Według doniesień magazynu Fleetworld, Lexus prowadzi intensywne prace nad głębszą elektryfikacją swoich aut. Dziennikarze dowiedzieli się, że już wkrótce na rynku zadebiutują hybrydy plug-in i samochody elektryczne Lexus.

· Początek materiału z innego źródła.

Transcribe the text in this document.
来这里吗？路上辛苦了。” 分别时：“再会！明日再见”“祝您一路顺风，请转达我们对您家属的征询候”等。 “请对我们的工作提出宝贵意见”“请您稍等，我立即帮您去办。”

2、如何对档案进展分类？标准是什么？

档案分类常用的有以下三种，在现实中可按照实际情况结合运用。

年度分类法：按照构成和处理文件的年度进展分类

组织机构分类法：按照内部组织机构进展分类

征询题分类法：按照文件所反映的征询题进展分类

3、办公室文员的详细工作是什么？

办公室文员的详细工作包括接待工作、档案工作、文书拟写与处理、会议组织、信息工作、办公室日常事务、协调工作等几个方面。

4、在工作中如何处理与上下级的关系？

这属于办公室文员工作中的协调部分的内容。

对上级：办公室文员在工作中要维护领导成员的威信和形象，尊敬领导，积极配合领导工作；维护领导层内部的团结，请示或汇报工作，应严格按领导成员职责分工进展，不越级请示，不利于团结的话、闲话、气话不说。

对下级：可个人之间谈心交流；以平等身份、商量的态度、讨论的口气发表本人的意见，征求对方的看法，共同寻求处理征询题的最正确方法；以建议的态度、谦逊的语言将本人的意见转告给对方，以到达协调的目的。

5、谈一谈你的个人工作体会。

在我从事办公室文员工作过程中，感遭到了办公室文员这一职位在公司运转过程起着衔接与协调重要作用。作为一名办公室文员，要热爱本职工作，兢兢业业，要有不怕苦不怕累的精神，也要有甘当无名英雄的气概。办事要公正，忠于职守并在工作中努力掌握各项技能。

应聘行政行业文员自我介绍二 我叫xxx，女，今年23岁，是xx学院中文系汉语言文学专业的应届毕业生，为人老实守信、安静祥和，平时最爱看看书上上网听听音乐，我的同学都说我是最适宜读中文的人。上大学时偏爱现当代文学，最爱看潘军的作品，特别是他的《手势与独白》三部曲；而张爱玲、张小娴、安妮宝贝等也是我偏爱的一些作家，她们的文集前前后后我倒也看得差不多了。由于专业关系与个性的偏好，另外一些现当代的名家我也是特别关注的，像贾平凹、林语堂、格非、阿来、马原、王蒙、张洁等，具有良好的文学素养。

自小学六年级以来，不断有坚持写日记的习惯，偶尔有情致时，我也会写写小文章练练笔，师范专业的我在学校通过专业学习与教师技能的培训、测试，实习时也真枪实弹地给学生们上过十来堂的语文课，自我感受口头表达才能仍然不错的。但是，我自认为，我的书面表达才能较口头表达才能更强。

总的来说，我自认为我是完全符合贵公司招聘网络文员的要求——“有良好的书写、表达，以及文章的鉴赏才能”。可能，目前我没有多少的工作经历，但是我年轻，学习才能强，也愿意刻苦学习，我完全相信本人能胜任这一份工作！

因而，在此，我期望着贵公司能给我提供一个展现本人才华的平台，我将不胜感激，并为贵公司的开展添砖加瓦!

Elektryczne Lexusy – jakie najpierw?
Dyrektor zarządzający Lexusa w Wielkiej Brytanii, Ewan Shepard, powiedział coś, co stoi w mocnej kontrze z opinią prezesa Toyoty: Wkrótce wprowadzimy hybrydy plug-in i myślę, że branża też idzie w tym kierunku. (…) Dalsza przyszłość to napęd elektryczny i ogniwa wodorowe. Dlatego w Japonii jest cały dział, który pracuje nad samochodami elektrycznymi, i drugi, który zajmuje się ogniwami paliwowymi.
> Dlaczego Toyota nie ma elektryków? Ojciec Priusa: Bo baterie długo się ładują
Prezes brytyjskiego Lexusa nie chciał jednak zdradzić, która gama modeli zostanie rozszerzona o wersje plug-in. Branża spodziewa się jednak, że Lexus zechce pokazać coś wyjątkowego najpóźniej w 2019 roku, żeby przygotować grunt na prezentacje podczas Igrzysk Olimpijskich w Tokio 2020. Widoczny na zdjęciu Lexus LF-FC według zapowiedzi z 2016 roku miał trafić do sprzedaży najpóźniej w 2019 roku.